Monaural Speech Enhancement with Complex Convolutional Block Attention Module and Joint Time Frequency Losses
Shengkui Zhao, Trung Hieu Nguyen, Bin Ma
TL;DR
The paper addresses the challenge of monaural speech enhancement by introducing a Complex Convolutional Block Attention Module (CCBAM) to boost complex-valued network representations and a mixed time-frequency loss to jointly optimize TF-domain CRM estimation and time-domain performance. By integrating CCBAM into deep complex U-Net (DCUnet) and DCCRN architectures and training with a loss that combines SI-SNR with real/imaginary CRM errors, the authors present an end-to-end framework for enhanced speech quality. The main contributions are the design of complex channel- and spatial-attention gates, their integration into encoder-decoder structures with skip connections, and empirical validation on WSJ0/DEMAND RNNoise and DNS dataset collections showing consistent gains in PESQ, STOI, SI-SNR, and FwSegSNR. This work advances practical, high-quality monaural speech enhancement with end-to-end complex-valued networks and attention-driven feature recalibration, potentially improving robustness in real-world noisy environments.
Abstract
Deep complex U-Net structure and convolutional recurrent network (CRN) structure achieve state-of-the-art performance for monaural speech enhancement.
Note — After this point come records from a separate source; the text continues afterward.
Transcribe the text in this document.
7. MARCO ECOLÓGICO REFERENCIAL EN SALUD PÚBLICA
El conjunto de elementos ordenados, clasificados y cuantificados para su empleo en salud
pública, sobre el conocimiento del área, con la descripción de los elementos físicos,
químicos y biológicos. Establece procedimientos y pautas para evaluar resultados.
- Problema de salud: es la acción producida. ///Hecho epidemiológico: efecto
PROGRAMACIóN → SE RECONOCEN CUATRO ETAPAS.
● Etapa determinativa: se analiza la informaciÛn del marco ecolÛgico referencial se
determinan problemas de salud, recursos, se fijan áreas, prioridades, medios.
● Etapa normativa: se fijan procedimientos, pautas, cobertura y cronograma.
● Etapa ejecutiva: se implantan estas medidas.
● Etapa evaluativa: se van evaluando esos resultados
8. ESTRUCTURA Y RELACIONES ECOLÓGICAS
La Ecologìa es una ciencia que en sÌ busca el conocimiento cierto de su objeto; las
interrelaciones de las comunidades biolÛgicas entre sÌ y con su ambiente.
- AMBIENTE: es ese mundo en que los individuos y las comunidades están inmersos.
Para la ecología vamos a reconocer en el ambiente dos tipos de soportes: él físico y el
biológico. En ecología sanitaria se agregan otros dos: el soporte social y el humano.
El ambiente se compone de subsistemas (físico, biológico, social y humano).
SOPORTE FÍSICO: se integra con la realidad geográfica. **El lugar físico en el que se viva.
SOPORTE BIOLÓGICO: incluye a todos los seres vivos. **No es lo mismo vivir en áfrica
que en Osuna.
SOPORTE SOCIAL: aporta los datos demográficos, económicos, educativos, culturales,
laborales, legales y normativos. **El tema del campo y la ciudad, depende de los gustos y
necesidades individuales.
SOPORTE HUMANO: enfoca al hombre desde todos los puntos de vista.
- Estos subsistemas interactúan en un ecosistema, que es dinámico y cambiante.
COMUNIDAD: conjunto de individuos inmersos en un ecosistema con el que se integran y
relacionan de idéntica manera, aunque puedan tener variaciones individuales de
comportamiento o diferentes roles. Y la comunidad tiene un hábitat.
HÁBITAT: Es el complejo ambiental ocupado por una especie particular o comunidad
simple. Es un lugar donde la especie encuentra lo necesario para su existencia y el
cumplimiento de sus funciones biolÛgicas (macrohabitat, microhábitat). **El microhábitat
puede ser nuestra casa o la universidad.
Both deep complex U-Net and CRN are encoder and decoder structures with skip connections, which heavily rely on the representation power of the complex-valued convolutional layers. In this paper, we propose a complex convolutional block attention module (CCBAM) to boost the representation power of the complex-valued convolutional layers by constructing more informative features. The CCBAM is a lightweight and general module which can be easily integrated into any complex-valued convolutional layers. We integrate CCBAM with the deep complex U-Net and CRN to enhance their performance for speech enhancement. We further propose a mixed loss function to jointly optimize the complex models in both time-frequency (TF) domain and time domain. By integrating CCBAM and the mixed loss, we form a new end-to-end (E2E) complex speech enhancement framework. Ablation experiments and objective evaluations show the superior performance of the proposed approaches (https://github.com/modelscope/ClearerVoice-Studio).